Zinnia Facts

Zinnia Facts
Zinnia is herbaceous plant that belongs to the aster family. There are 20 species and more than 100 cultivars of zinnia, that differ in size, color and growing habits. Zinnia is native to Mexico, South America and southwestern parts of USA. It thrives in areas with hot climate, usually in scrublands and dry grasslands. Zinnia grows on fertile, well-drained soil, exposed to direct sunlight. Thanks to low-maintenance and beautiful flowers, zinnia is one of the most commonly cultivated ornamental plants in the world.
Interesting Zinnia Facts:
Zinnia is bushy herbaceous plant.
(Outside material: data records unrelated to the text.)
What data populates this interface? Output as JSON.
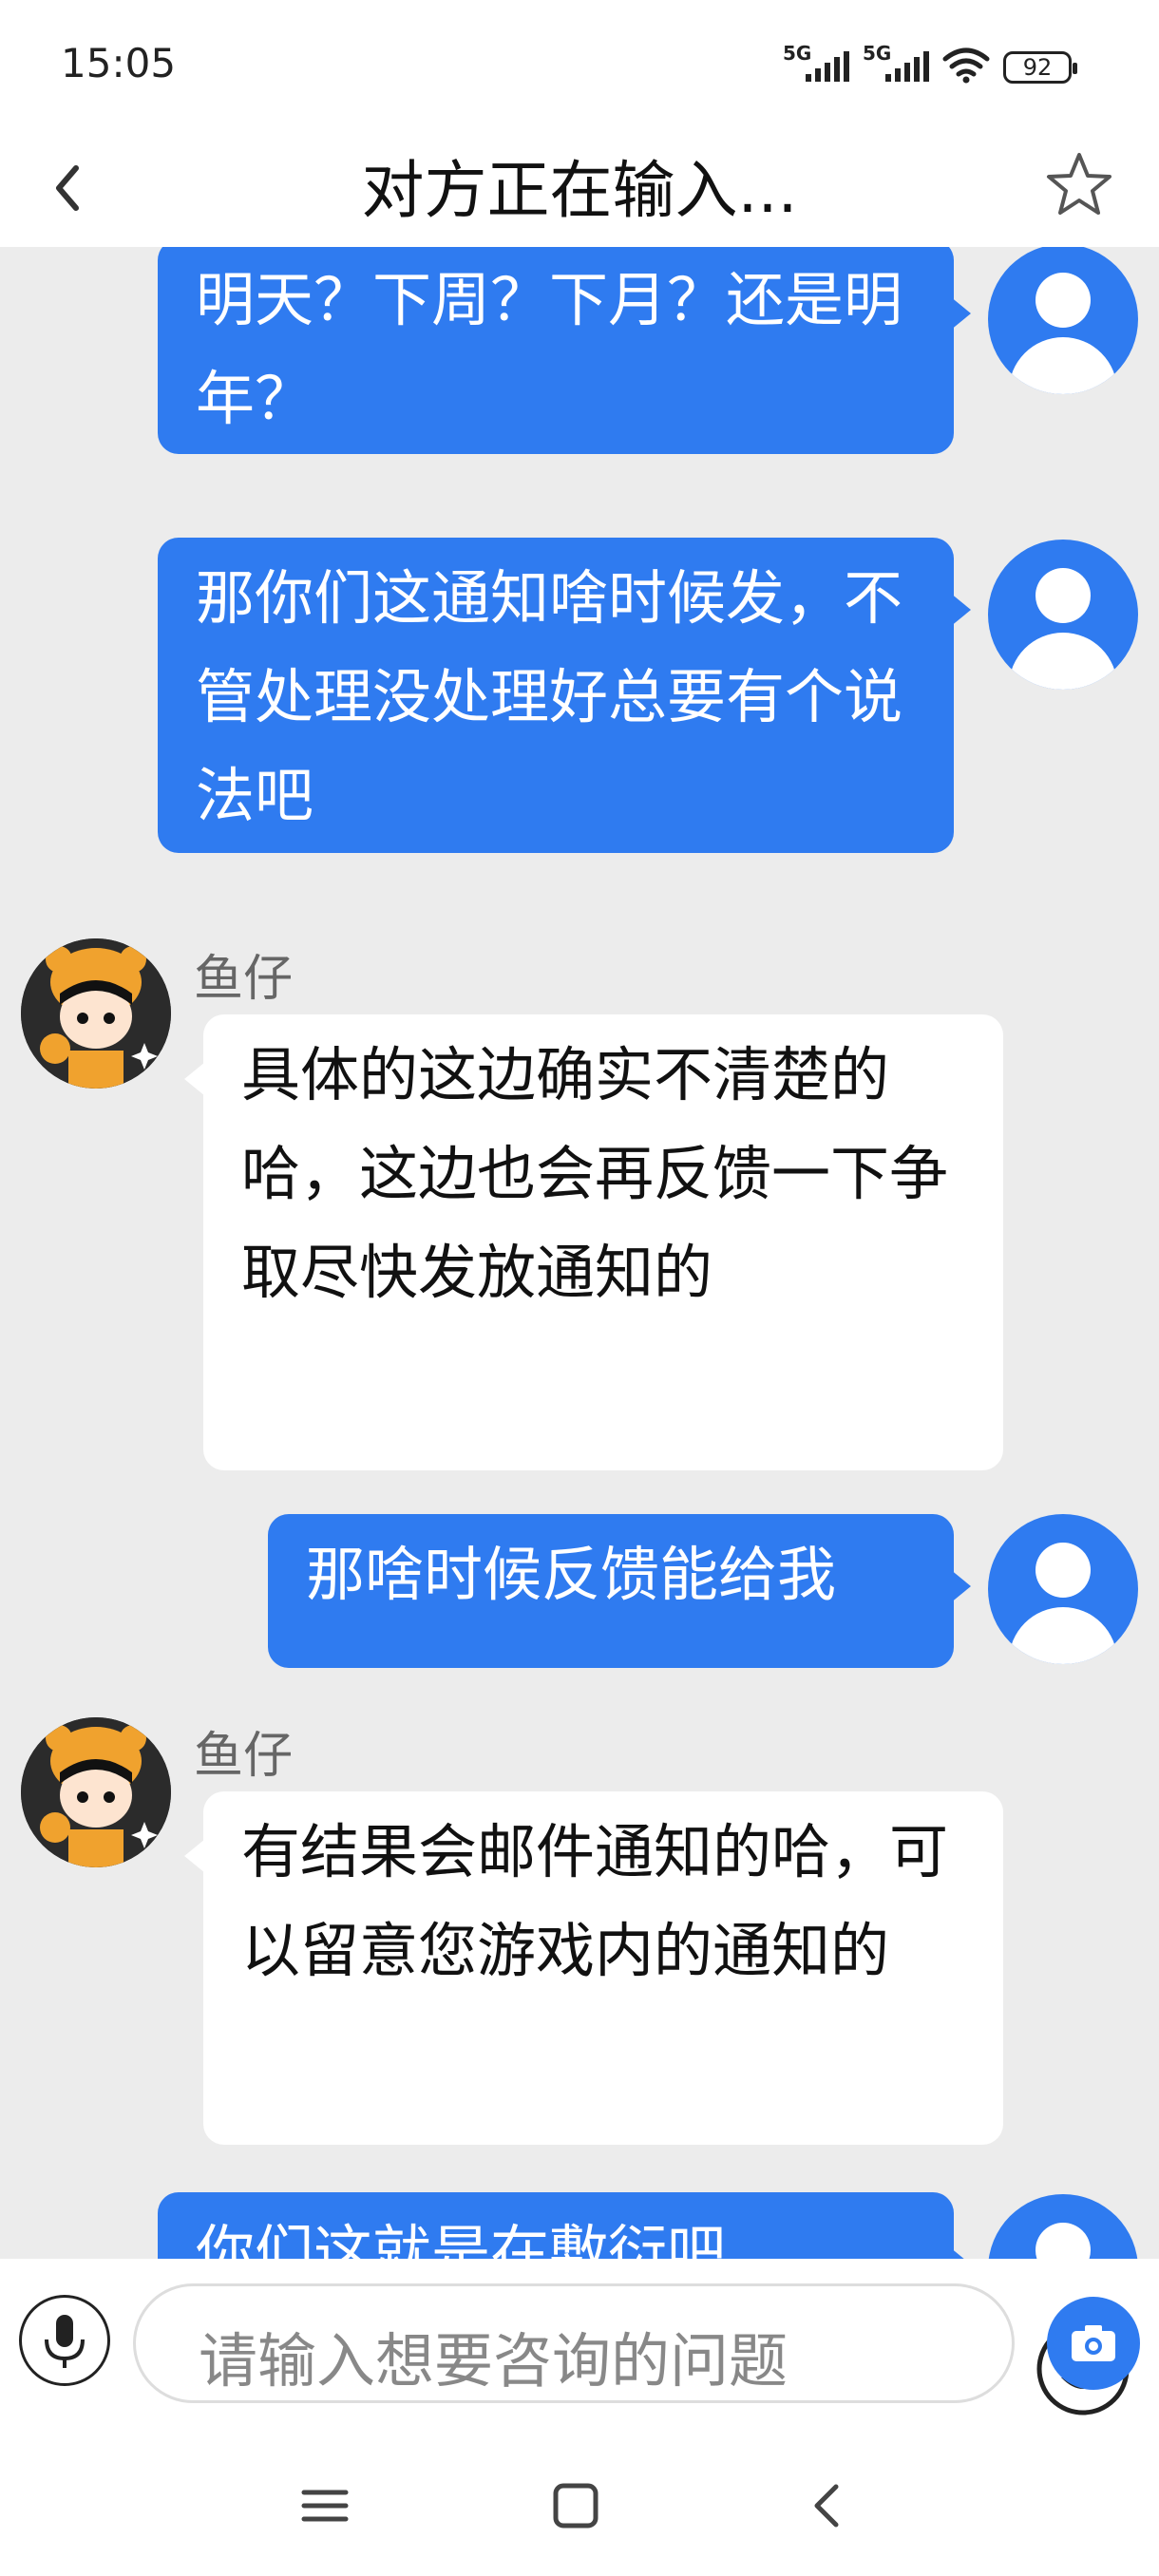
{
  "status_bar": {
    "time": "15:05",
    "signal1_label": "5G",
    "signal2_label": "5G",
    "battery": "92"
  },
  "header": {
    "title": "对方正在输入..."
  },
  "messages": [
    {
      "from": "user",
      "text": "明天？下周？下月？还是明年？"
    },
    {
      "from": "user",
      "text": "那你们这通知啥时候发，不管处理没处理好总要有个说法吧"
    },
    {
      "from": "agent",
      "sender": "鱼仔",
      "text": "具体的这边确实不清楚的哈，这边也会再反馈一下争取尽快发放通知的"
    },
    {
      "from": "user",
      "text": "那啥时候反馈能给我"
    },
    {
      "from": "agent",
      "sender": "鱼仔",
      "text": "有结果会邮件通知的哈，可以留意您游戏内的通知的"
    },
    {
      "from": "user",
      "text": "你们这就是在敷衍吧"
    }
  ],
  "input": {
    "placeholder": "请输入想要咨询的问题"
  },
  "colors": {
    "accent": "#2f7bf0",
    "chat_background": "#ececec"
  },
  "icons": [
    "back-icon",
    "star-icon",
    "mic-icon",
    "emoji-icon",
    "camera-icon",
    "menu-icon",
    "home-icon",
    "nav-back-icon"
  ]
}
It produces numerous hairy branches that can reach 4 to 48 inches in height, depending on the cultivar.
Zinnia has narrow, lance-shaped leaves that have rough, sandpaper-like texture. Leaves are oppositely arranged on the stem.
Zinnia produces single flower head on top of the flowering stem. Flower head consists of small, fertile flowers gathered in the central disk, surrounded by petal-shaped row of infertile flowers. Flower head can be one to seven inches wide. Zinnia produces flowers with both types of reproductive organs (perfect flowers).
Flowers of zinnia can be white, yellow, orange, pink, red, lilac, purple or multi-colored. Flower heads of some zinnia produce single row of petals (with clearly visible central disk), while other have semi-double (many rows of petals with visible central disk) and double rows of petals (numerous rows of petals that completely cover central disk). Petals can be curved, twisted or pointed. Some zinnias produce dome-shaped flower heads.
Zinnia blooms from mid-summer until the first frost. Flowers attract butterflies and hummingbirds, which are responsible for the pollination of these plants.
Fruit of zinnia is dry achene filled with one seed.
Zinnia is self-sowing plant, which means that it scatters the seed without external help.
Zinnia is named after Johann Gottfried Zinn, famous German botanist who described this plant.
Zinnia is known as "cut and come again flowers" because of the ability to produce new flower buds shortly after cutting the flowering stem above the leaves.
Before it became popular in horticulture, zinnia was considered ugly, small and unattractive. Nickname "sickness of the eye", coined by Spanish people in the past, is still used to describe this plant in Mexico.
Zinnia is frequently cultivated in butterfly gardens (gardens composed of plants which attract butterflies).
Zinnia is excellent companion plant, because it attracts hummingbirds which eliminate whiteflies (insects that feed on the leaves of various plants in the gardens).
Zinnias are very popular cut flowers that are used for the preparation of various bouquets and dried floral arrangements. Vase life of zinnia is 7 days.
Zinnia symbolizes friendship in the language of flowers.
Zinnia can be cultivated as annual (lifespan: one year) or perennial plant (lifespan: more than 2 years), depending on the climate.